In my last column, I took up an issue, seemingly buried but very much alive, in what may be another vain attempt in trying to get us collectively not just to look at pressing everyday problems but also to dig deeper and examine the constitutional and political constraints that we face in addressing these problems. I hope to continue the discussion in a follow-up next week.
However I divert this week in order to raise yet another fundamental matter, which, like constitutional and electoral reform, appears to be long-since buried but which is very much alive. It concerns the age-old aspiration of the people of the Caribbean for unification, not in a peripheral sense at a leadership level, but in a real, organic sense, involving the Caribbean people and their role in shaping our future.
The month of August is particularly important for Caribbean people as the month of emancipation from chattel slavery, that odious system which has left its cruel pockmarks on present-day society. But it is also significant for events which took place more than a century after the Emancipation Proclamation.
August 1962 marked the date of national independence for two of the foremost Caribbean countries. Jamaica took the first step on August 6 and at the southern extremity of the island chain,Trinidad and Tobago joined the growing throng of newly-independent states, when it too proclaimed nationhood on August 31. These two paved the way for a steady procession of independent mini-states in the seventies and eighties.

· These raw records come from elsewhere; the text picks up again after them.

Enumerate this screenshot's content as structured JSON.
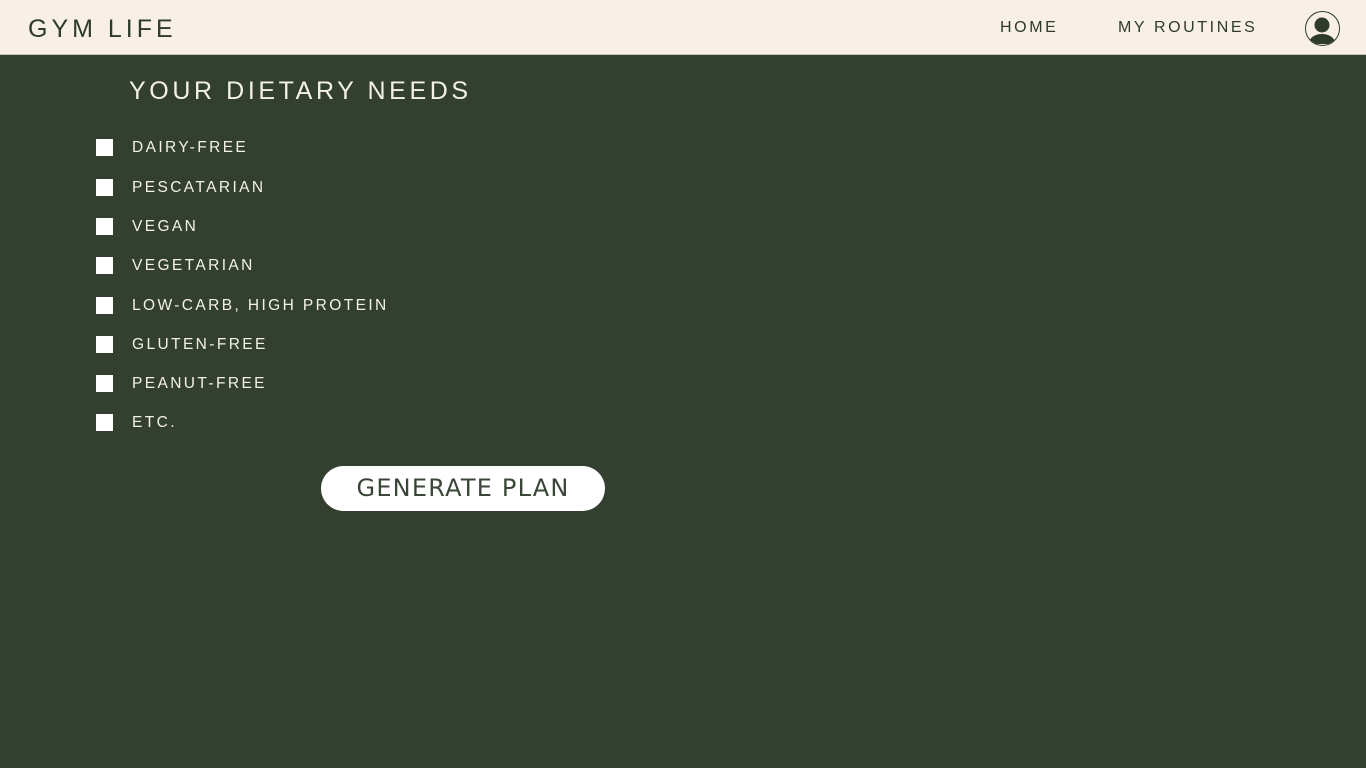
{
  "header": {
    "brand": "GYM LIFE",
    "nav": {
      "home": "HOME",
      "my_routines": "MY ROUTINES"
    },
    "avatar_icon": "user-avatar-icon"
  },
  "main": {
    "title": "YOUR DIETARY NEEDS",
    "options": [
      {
        "label": "DAIRY-FREE",
        "checked": false
      },
      {
        "label": "PESCATARIAN",
        "checked": false
      },
      {
        "label": "VEGAN",
        "checked": false
      },
      {
        "label": "VEGETARIAN",
        "checked": false
      },
      {
        "label": "LOW-CARB, HIGH PROTEIN",
        "checked": false
      },
      {
        "label": "GLUTEN-FREE",
        "checked": false
      },
      {
        "label": "PEANUT-FREE",
        "checked": false
      },
      {
        "label": "ETC.",
        "checked": false
      }
    ],
    "generate_label": "GENERATE PLAN"
  },
  "colors": {
    "background": "#334030",
    "header_background": "#f8f0e6",
    "header_text": "#2e3a2c",
    "body_text": "#f4f1ea",
    "button_background": "#ffffff"
  }
}
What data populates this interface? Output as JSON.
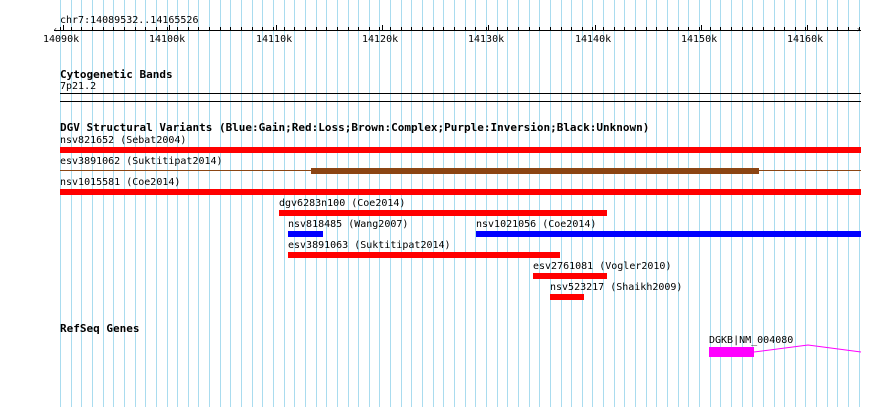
{
  "browser": {
    "location": "chr7:14089532..14165526",
    "scale_ticks": [
      "14090k",
      "14100k",
      "14110k",
      "14120k",
      "14130k",
      "14140k",
      "14150k",
      "14160k"
    ]
  },
  "tracks": {
    "cytoband": {
      "title": "Cytogenetic Bands",
      "band": "7p21.2"
    },
    "dgv": {
      "title": "DGV Structural Variants (Blue:Gain;Red:Loss;Brown:Complex;Purple:Inversion;Black:Unknown)",
      "features": [
        {
          "label": "nsv821652 (Sebat2004)",
          "type": "Loss",
          "color": "#ff0000"
        },
        {
          "label": "esv3891062 (Suktitipat2014)",
          "type": "Complex",
          "color": "#8b4513"
        },
        {
          "label": "nsv1015581 (Coe2014)",
          "type": "Loss",
          "color": "#ff0000"
        },
        {
          "label": "dgv6283n100 (Coe2014)",
          "type": "Loss",
          "color": "#ff0000"
        },
        {
          "label": "nsv818485 (Wang2007)",
          "type": "Gain",
          "color": "#0000ff"
        },
        {
          "label": "nsv1021056 (Coe2014)",
          "type": "Gain",
          "color": "#0000ff"
        },
        {
          "label": "esv3891063 (Suktitipat2014)",
          "type": "Loss",
          "color": "#ff0000"
        },
        {
          "label": "esv2761081 (Vogler2010)",
          "type": "Loss",
          "color": "#ff0000"
        },
        {
          "label": "nsv523217 (Shaikh2009)",
          "type": "Loss",
          "color": "#ff0000"
        }
      ]
    },
    "refseq": {
      "title": "RefSeq Genes",
      "gene": "DGKB|NM_004080",
      "color": "#ff00ff"
    }
  }
}
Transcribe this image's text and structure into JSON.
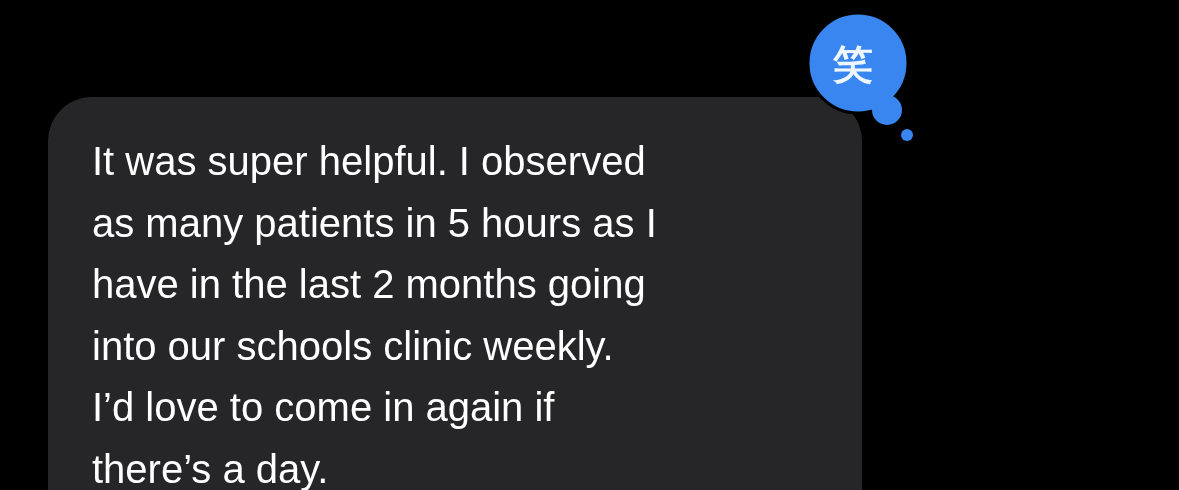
{
  "message": {
    "text": "It was super helpful. I observed\nas many patients in 5 hours as I\nhave in the last 2 months going\ninto our schools clinic weekly.\nI’d love to come in again if\nthere’s a day.",
    "reaction": {
      "glyph": "笑"
    }
  }
}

The irony is that Jamaica and Trinidad and Tobago were lynchpins in the first effort of Caribbean nations at political unification. In 1958, both countries, the only ones in the island chain endowed with mineral resources, were major participants in the formation of the West Indies Federation. It was a long-aspired dream of Caribbean people, but this time crafted by the British colonial power and organized not so much to unify the Caribbean people and integrate their economies, but to placate the rising political elite and accommodate them in the emerging scheme of a new colonial structure, known as neo-colonialism.
The very structure of the Federation indicated its fragility. Though there was Federal government and Federal Parliament, the “big boys” of the region, in the persons of Dr Eric Williams of Trinidad and Tobago and Mr. Norman Manley of Jamaica, both chose to “bat on home pitches”, rather than participate in the Federal government thereby weakening this regional institution.
In piecemeal arrangements, the seat of the Federal Parliament and government was Trinidad but Sir Grantley Adams, father of the future Barbados Prime Minister, headed the Federal Cabinet. Federal elections arranged by the colonial power saw the overnight formation of regional “parties”, based on pre-existing political arrangements with, again, the “big boys” staying in their political creases. The Manley-led coalition won the elections and the PPP-led St Vincent government was part of the opposition federal Democratic Labour party of Sir Alexander Bustamante.
There were trappings of regionalism – a West Indies Regiment based in Jamaica, a regional shipping line (Federal Queen and Federal Maple) providing a valuable service for passengers and cargo on a weekly basis, and even joint sporting teams in netball and football mimicking the West Indies cricket team.
But with no independent powers, for the Federation was only a self-governing territory, no independent financial or political power base, and no structures for the involvement of the Caribbean people at base level, with squabbling political parties and colonial- created divisions between the “big islands” and “small islands”, the Federation was doomed to failure. Its British-appointed Governor General, Lord Hailes, a former personal secretary to arch-colonialist Sir Winston Churchill, had more powers than any of the Federal politicians. It collapsed under its own weight after Bustamante won a referendum in Jamaica on whether Jamaica should remain in the Federation. Dr Eric Williams responded with the infamous “1 from 10 leaves nought” and both left the Federation and the floundering islands to become independent in 1962. In a dog-eat dog atmosphere, they squabbled over “shark and sardines” seeking excuses to abandon the path of unification in favour of their own independence. Which politician of the day did not want to become “Father” of his country’s independence?
So, much as we congratulate these islands on their 60th anniversary of independence, what legacy have they left the region? A myriad of politically independent mini-states with an array of Prime Ministers, nearly all afraid even to remove the British monarchy as Head of State or to cut ties with the Privy Council?
How come there is no real education, much more public discussion on these topics? If, as is repeated so often in CARICOM circles, our ultimate aim is Caribbean integration and unity, why is there little mention of the experience of the West Indies
Federation and the chain of events leading up to 1962 and the present? How can we chart a successful future when we are ignorant of the past?
As far as I am aware, the year 2018, the 60th anniversary of our first tentative, and fatal, steps into regional constitutional advancement, passed with “not a drum was heard, not a funeral note” to quote the Irish poet, Charles Wolfe. Similarly 1962 is being remembered for the “Diamond Jubilee” of Jamaica and T&T, not for the insularity and treachery of our politicians.
How can we move forward together with an approach like this?
Renwick Rose is a community activist and social commentator.